Unlike in plain gradient descent, with Momentum, we introduce a “velocity” \(v_t\) that accumulates past gradients: $$ v_t \;=\; \mu \,v_{t-1} \;+\; \alpha \,\nabla_{\theta}J(\theta_t), \quad \theta_{t+1} \;=\; \theta_t \;-\; v_t $$

This way, if gradients keep pointing in the same direction, \(v_t\) grows, speeding us along. If they fluctuate, \(v_t\) smooths out the noise by averaging recent steps instead of reacting only to the current gradient.

What about RMSProp?

It adapts the learning rate by tracking how big or small gradients typically are for each parameter. If gradients are large, RMSProp shrinks the step size; if they are small, it enlarges the step. In simpler terms: $$ \text{Adaptive Step Size} \;\approx\; \frac{1}{\sqrt{\text{rolling average of }(\nabla_{\theta} J(\theta))^2}} $$

That means parameters with consistently big gradients slow down, while those with small gradients speed up.

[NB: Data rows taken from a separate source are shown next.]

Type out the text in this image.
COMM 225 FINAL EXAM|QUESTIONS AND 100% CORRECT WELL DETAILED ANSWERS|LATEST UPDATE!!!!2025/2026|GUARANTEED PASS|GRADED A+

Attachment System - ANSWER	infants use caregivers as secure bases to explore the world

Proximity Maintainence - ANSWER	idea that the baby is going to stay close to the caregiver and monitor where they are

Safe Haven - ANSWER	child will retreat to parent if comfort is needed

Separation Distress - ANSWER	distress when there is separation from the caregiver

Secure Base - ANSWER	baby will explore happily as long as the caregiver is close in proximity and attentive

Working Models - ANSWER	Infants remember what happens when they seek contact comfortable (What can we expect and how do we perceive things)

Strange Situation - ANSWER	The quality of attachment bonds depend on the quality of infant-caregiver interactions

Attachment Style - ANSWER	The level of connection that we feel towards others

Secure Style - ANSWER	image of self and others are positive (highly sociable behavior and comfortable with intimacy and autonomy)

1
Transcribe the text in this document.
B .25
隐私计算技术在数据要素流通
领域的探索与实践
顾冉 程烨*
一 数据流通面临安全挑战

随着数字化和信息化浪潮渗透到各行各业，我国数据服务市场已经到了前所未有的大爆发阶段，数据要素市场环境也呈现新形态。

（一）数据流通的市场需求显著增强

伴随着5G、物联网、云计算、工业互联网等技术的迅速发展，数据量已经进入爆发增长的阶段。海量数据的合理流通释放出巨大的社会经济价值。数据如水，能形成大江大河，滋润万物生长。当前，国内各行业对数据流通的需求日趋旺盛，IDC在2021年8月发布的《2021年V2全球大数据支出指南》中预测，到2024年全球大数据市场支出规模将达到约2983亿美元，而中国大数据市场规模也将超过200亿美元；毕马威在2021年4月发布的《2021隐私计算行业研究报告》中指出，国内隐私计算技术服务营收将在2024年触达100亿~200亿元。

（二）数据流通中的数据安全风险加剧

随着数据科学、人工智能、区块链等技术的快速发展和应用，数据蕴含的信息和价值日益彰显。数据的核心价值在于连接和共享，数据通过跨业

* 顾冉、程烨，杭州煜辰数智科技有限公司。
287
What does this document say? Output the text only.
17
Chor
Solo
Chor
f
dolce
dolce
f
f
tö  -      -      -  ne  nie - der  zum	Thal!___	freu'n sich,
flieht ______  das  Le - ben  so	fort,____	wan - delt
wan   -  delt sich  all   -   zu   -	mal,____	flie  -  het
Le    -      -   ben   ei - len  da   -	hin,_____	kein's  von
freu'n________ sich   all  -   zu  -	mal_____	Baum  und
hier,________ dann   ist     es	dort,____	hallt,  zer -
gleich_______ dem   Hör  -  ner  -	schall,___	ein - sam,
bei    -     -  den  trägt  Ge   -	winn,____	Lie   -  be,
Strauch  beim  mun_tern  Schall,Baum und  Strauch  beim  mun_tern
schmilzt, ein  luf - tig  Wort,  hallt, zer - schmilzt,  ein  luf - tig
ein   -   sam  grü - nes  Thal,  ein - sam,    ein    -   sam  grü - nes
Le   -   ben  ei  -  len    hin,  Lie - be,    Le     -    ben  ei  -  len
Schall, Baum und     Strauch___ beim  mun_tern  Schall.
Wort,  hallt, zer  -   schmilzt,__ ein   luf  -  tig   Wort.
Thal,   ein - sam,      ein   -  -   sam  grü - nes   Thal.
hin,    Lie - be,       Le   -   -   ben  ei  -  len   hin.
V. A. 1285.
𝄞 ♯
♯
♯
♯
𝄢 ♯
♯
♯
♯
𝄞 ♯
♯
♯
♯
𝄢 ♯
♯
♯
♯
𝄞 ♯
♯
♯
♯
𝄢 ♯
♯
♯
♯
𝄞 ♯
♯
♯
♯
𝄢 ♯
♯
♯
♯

Adam (Adaptive Moment Estimation) extends this by tracking two moving averages of the gradients: 1. A “first moment” (numerator) which acts like momentum—an exponential average of gradients that can help smooth out noise. 2. A “second moment” comes from RMSProp (denominator) that tracks the average of squared gradients, adjusting the effective learning rate so steep directions get smaller updates. The update roughly looks like: $$ \theta_{t+1} \;\approx\; \theta_t \;-\; \frac{\alpha \,\text{(avg gradient)}}{\sqrt{\text{(avg of gradient}^2)} + \epsilon} $$ The numerator tells you which direction to move, the denominator tells you how much, and the learning rate sets the pace. Finally, \(\epsilon\) is a small constant (often around \(10^{-8}\)) to avoid dividing by zero and ensure stable updates. Adam automatically tunes step sizes for each parameter dimension. In practice (high dimmensional spaces), this often converges faster and is more tolerant of tricky or noisy gradients.